Sunday, Aunt Flo came to join me. Not a bad thing, not a good thing either. I scheduled for my HSG which is this coming Monday! Yeah, I know it'll be uncomfortable but that's why my lovely Mom is taking me. So, I may take some good drugs and Tylenol and have a designated driver to get me to and fro. I am scared. This didn't hit me until the R.E.'s office called back and said they wanted to set up another appointment to go over my GTT test and my thyroid panel, etc. with me. Why all of this bothers me I'm not sure. What is the worst thing they can tell me at this point? I'm not pregnant so, they can't tell me that I've lost another one. What could all of this mean? Maybe, I am just scared for what it means for my future.
That damned day is around the corner...yes, two days away. No, I don't begrudge anyone this day. It just makes me incredibly sad. However, my Mom, being the wonderful woman she is made a donation to Williams MOD band. Thanks again, Mom! I love you! This gesture touched my heart and soul.
Knowing I have a good family eased the pain of the people at work today wishing me a *Happy* Mother's day.
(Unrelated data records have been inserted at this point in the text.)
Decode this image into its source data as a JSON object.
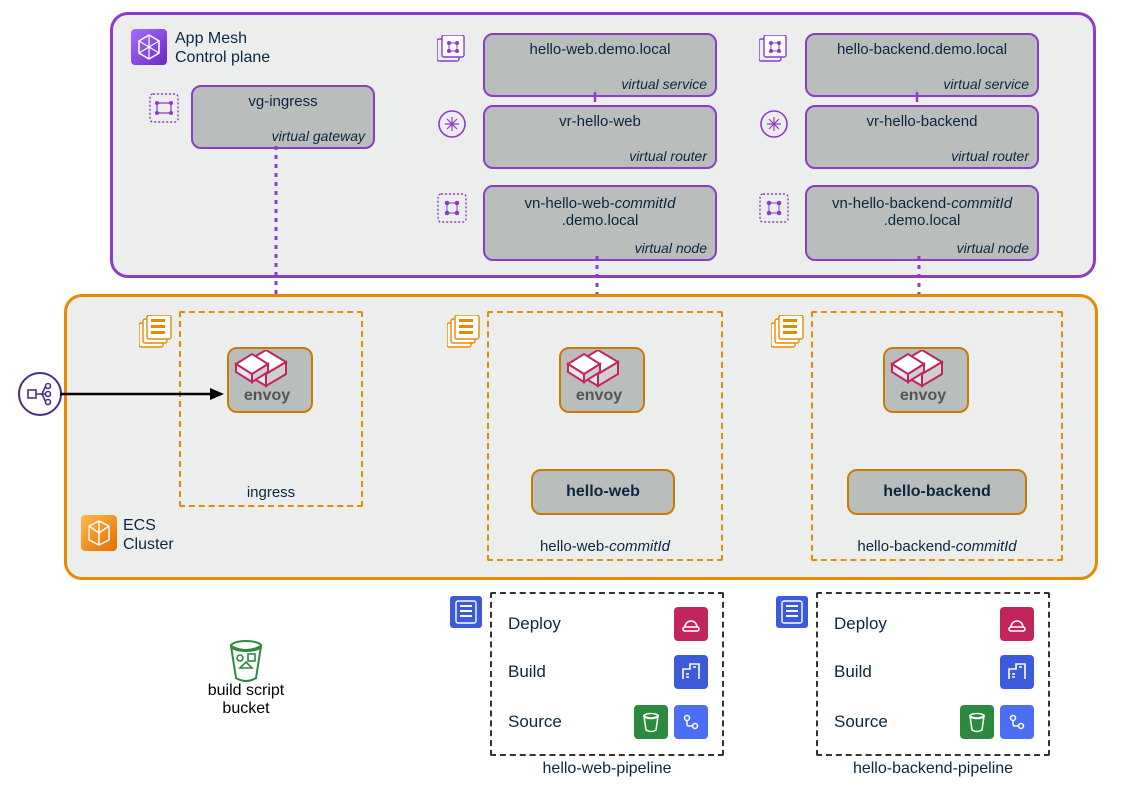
{
  "appmesh": {
    "title_line1": "App Mesh",
    "title_line2": "Control plane",
    "vg": {
      "name": "vg-ingress",
      "type": "virtual gateway"
    },
    "web": {
      "vs": {
        "name": "hello-web.demo.local",
        "type": "virtual service"
      },
      "vr": {
        "name": "vr-hello-web",
        "type": "virtual router"
      },
      "vn": {
        "name_prefix": "vn-hello-web-",
        "commit": "commitId",
        "suffix": ".demo.local",
        "type": "virtual node"
      }
    },
    "backend": {
      "vs": {
        "name": "hello-backend.demo.local",
        "type": "virtual service"
      },
      "vr": {
        "name": "vr-hello-backend",
        "type": "virtual router"
      },
      "vn": {
        "name_prefix": "vn-hello-backend-",
        "commit": "commitId",
        "suffix": ".demo.local",
        "type": "virtual node"
      }
    }
  },
  "ecs": {
    "title_line1": "ECS",
    "title_line2": "Cluster",
    "ingress_label": "ingress",
    "web_label_prefix": "hello-web-",
    "web_label_commit": "commitId",
    "backend_label_prefix": "hello-backend-",
    "backend_label_commit": "commitId",
    "envoy_label": "envoy",
    "web_service": "hello-web",
    "backend_service": "hello-backend"
  },
  "bucket_label_line1": "build script",
  "bucket_label_line2": "bucket",
  "pipeline": {
    "stages": {
      "deploy": "Deploy",
      "build": "Build",
      "source": "Source"
    },
    "web_name": "hello-web-pipeline",
    "backend_name": "hello-backend-pipeline"
  },
  "icons": {
    "appmesh": "app-mesh-icon",
    "ecs": "ecs-icon",
    "task_stack": "task-definition-stack-icon",
    "graph": "mesh-resource-icon",
    "bucket": "s3-bucket-icon",
    "elb": "elastic-load-balancer-icon",
    "codepipeline": "codepipeline-icon",
    "codedeploy": "codedeploy-icon",
    "codebuild": "codebuild-icon",
    "codecommit": "codecommit-icon",
    "envoy": "envoy-icon"
  }
}
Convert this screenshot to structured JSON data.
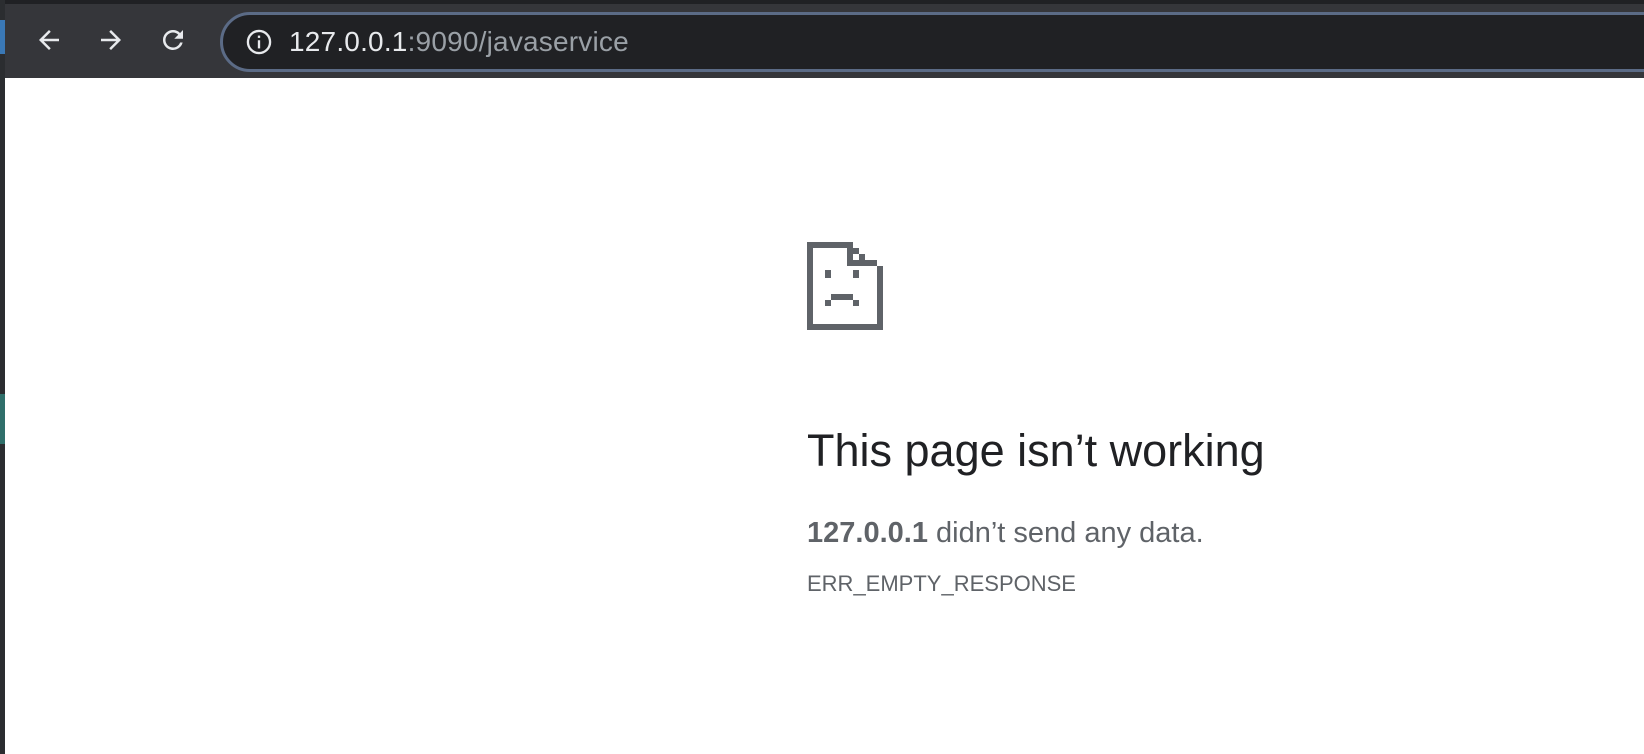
{
  "browser": {
    "url_host": "127.0.0.1",
    "url_rest": ":9090/javaservice",
    "colors": {
      "toolbar_bg": "#35363a",
      "omnibox_bg": "#202124",
      "omnibox_border": "#5b6b86"
    }
  },
  "toolbar": {
    "back_icon": "arrow-left-icon",
    "forward_icon": "arrow-right-icon",
    "reload_icon": "reload-icon",
    "info_icon": "info-icon"
  },
  "error_page": {
    "icon": "sad-file-icon",
    "title": "This page isn’t working",
    "host": "127.0.0.1",
    "message": " didn’t send any data.",
    "code": "ERR_EMPTY_RESPONSE"
  }
}
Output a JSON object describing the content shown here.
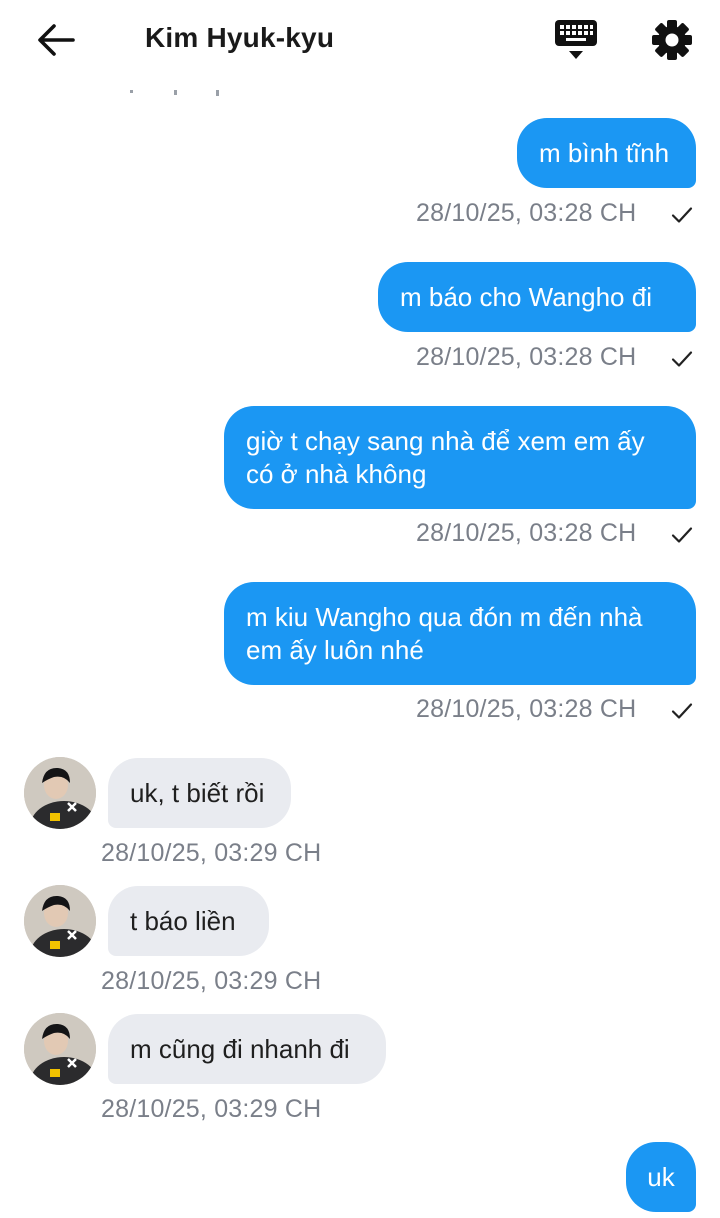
{
  "header": {
    "title": "Kim Hyuk-kyu",
    "back_icon": "arrow-left-icon",
    "keyboard_icon": "keyboard-hide-icon",
    "settings_icon": "gear-icon"
  },
  "colors": {
    "outgoing_bubble": "#1b97f3",
    "incoming_bubble": "#e9ebf0",
    "timestamp": "#7a7f89"
  },
  "messages": [
    {
      "direction": "out",
      "text": "m bình tĩnh",
      "time": "28/10/25, 03:28 CH",
      "status": "sent"
    },
    {
      "direction": "out",
      "text": "m báo cho Wangho đi",
      "time": "28/10/25, 03:28 CH",
      "status": "sent"
    },
    {
      "direction": "out",
      "text_line1": "giờ t chạy sang nhà để xem em ấy",
      "text_line2": "có ở nhà không",
      "time": "28/10/25, 03:28 CH",
      "status": "sent"
    },
    {
      "direction": "out",
      "text_line1": "m kiu Wangho qua đón m đến nhà",
      "text_line2": "em ấy luôn nhé",
      "time": "28/10/25, 03:28 CH",
      "status": "sent"
    },
    {
      "direction": "in",
      "text": "uk, t biết rồi",
      "time": "28/10/25, 03:29 CH"
    },
    {
      "direction": "in",
      "text": "t báo liền",
      "time": "28/10/25, 03:29 CH"
    },
    {
      "direction": "in",
      "text": "m cũng đi nhanh đi",
      "time": "28/10/25, 03:29 CH"
    },
    {
      "direction": "out",
      "text": "uk"
    }
  ]
}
Oh, BITE ME! Do I seriously need to wear a shirt that tells you to remember what has happened in my life?!
My mask is obviously not too good for some. One of the ladies I work with picked out that the reason I am sooo incredibly tired all the time is because I am depressed. Gee, do you think? Of course, I'm depressed, do I want drugs, NO! Will I be depressed forever? No, I don't think so, I will more than likely just let it hang on for a while before I decide to give the depression the boot. Don't I wish it were that easy!
So, my plans for Mother's day? I do believe that I will seriously get my house clean. Try to keep my mind off things. Yes, cleaning my house will take all weekend, and maybe into next week. I have vacuumed twice since December. I have done nothing else to the house since December but those two times of running the vacuum. The dust is so thick I can write obscene things on my clocks, t.v.'s, and even my desk. Now, that's just sad. So yes, I will be cleaning. I love my Mom, she knows this. She'll know it even more when she gets her gift delivered to her. I may decide to make her a treat and take it to her but it depends on what I get done on the house tomorrow. Anyhow, what I would really like to do is crawl in bed Saturday night and stay there until Monday around 1:00 when my Mom comes to get me for my HSG. That would be my ideal way to spend Sunday.
I do wish you all a peaceful day and hope that it's not too hard on any of us. I am thinking of you all.